THUMBS-UP FROM BRONCO: Mendenhall said Tuesday's practice "was the sharpest of camp to this point. I think it was the most physical, the most competitive, and execution on both sides was the highest. I feel very good about today's practice. It was the best so far of this camp."

What did his players do that made it such a positive session?

"The urgency of knowing their assignments have to be sound, their technique has to be sound and time is running out," Mendenhall said.

"So rather than seeing the end in sight as relief, I think it's just the opposite. There's more of an urgency ... Every play seems to matter."

DENNEY MOVING UP: Mendenhall said defensive lineman Brett Denney has all but wrapped up the starting job over Ian Dulan, who continues to miss practice due to a shoulder injury. Mendenhall has not been pleased with the way Dulan has been working in rehab.

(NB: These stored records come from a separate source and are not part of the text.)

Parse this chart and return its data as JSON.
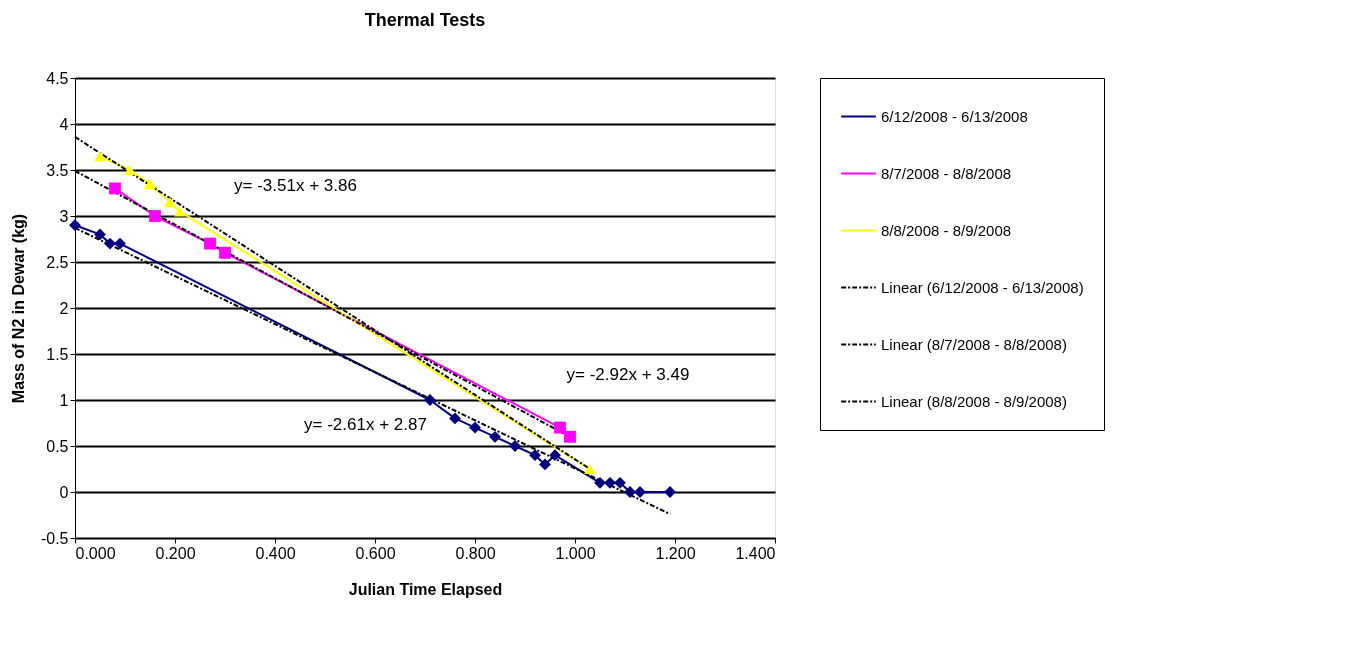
{
  "chart_data": {
    "type": "line",
    "title": "Thermal Tests",
    "xlabel": "Julian Time Elapsed",
    "ylabel": "Mass of N2 in Dewar (kg)",
    "xlim": [
      0,
      1.4
    ],
    "ylim": [
      -0.5,
      4.5
    ],
    "xticks": [
      {
        "value": 0,
        "label": "0.000"
      },
      {
        "value": 0.2,
        "label": "0.200"
      },
      {
        "value": 0.4,
        "label": "0.400"
      },
      {
        "value": 0.6,
        "label": "0.600"
      },
      {
        "value": 0.8,
        "label": "0.800"
      },
      {
        "value": 1.0,
        "label": "1.000"
      },
      {
        "value": 1.2,
        "label": "1.200"
      },
      {
        "value": 1.4,
        "label": "1.400"
      }
    ],
    "yticks": [
      -0.5,
      0,
      0.5,
      1,
      1.5,
      2,
      2.5,
      3,
      3.5,
      4,
      4.5
    ],
    "grid": "y",
    "legend": "right",
    "series": [
      {
        "name": "6/12/2008 - 6/13/2008",
        "color": "#000080",
        "marker": "diamond",
        "line_style": "solid",
        "x": [
          0.0,
          0.05,
          0.07,
          0.09,
          0.71,
          0.76,
          0.8,
          0.84,
          0.88,
          0.92,
          0.94,
          0.96,
          1.05,
          1.07,
          1.09,
          1.11,
          1.13,
          1.19
        ],
        "values": [
          2.9,
          2.8,
          2.7,
          2.7,
          1.0,
          0.8,
          0.7,
          0.6,
          0.5,
          0.4,
          0.3,
          0.4,
          0.1,
          0.1,
          0.1,
          0.0,
          0.0,
          0.0
        ]
      },
      {
        "name": "8/7/2008 - 8/8/2008",
        "color": "#ff00ff",
        "marker": "square",
        "line_style": "solid",
        "x": [
          0.08,
          0.16,
          0.27,
          0.3,
          0.97,
          0.99
        ],
        "values": [
          3.3,
          3.0,
          2.7,
          2.6,
          0.7,
          0.6
        ]
      },
      {
        "name": "8/8/2008 - 8/9/2008",
        "color": "#ffff00",
        "marker": "triangle",
        "line_style": "solid",
        "x": [
          0.05,
          0.11,
          0.15,
          0.19,
          0.21,
          1.03
        ],
        "values": [
          3.65,
          3.5,
          3.35,
          3.15,
          3.05,
          0.25
        ]
      },
      {
        "name": "Linear (6/12/2008 - 6/13/2008)",
        "color": "#000000",
        "marker": "none",
        "line_style": "dashed",
        "x": [
          0,
          1.19
        ],
        "values": [
          2.87,
          -0.24
        ]
      },
      {
        "name": "Linear (8/7/2008 - 8/8/2008)",
        "color": "#000000",
        "marker": "none",
        "line_style": "dashed",
        "x": [
          0,
          0.99
        ],
        "values": [
          3.49,
          0.6
        ]
      },
      {
        "name": "Linear (8/8/2008 - 8/9/2008)",
        "color": "#000000",
        "marker": "none",
        "line_style": "dashed",
        "x": [
          0,
          1.03
        ],
        "values": [
          3.86,
          0.25
        ]
      }
    ],
    "annotations": [
      "y= -3.51x + 3.86",
      "y= -2.92x + 3.49",
      "y= -2.61x + 2.87"
    ]
  }
}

"There's very little difference between he and Brett," Mendenhall said. "Brett doesn't miss a day and handles all of his obligations responsibly. I would say it's more than probable (that Denney will start)."

SCRIMMAGE TODAY: BYU will hold its final scrimmage of fall camp today. The emphasis of the scrimmage will be on younger players and special teams, Mendenhall said. Almost all of the starters are expected be held out of this scrimmage.

BYU camp central

First down: BYU coach Bronco Mendenhall called Monday's practice the best of fall camp to this point. The Cougars worked on two-minute offense, overtime and goal-line situations.

Head-turner: Safety David Tafuna turned in some solid plays, batting the ball away from tight end Dennis Pitta. Andrew George hauled in a couple of nice catches.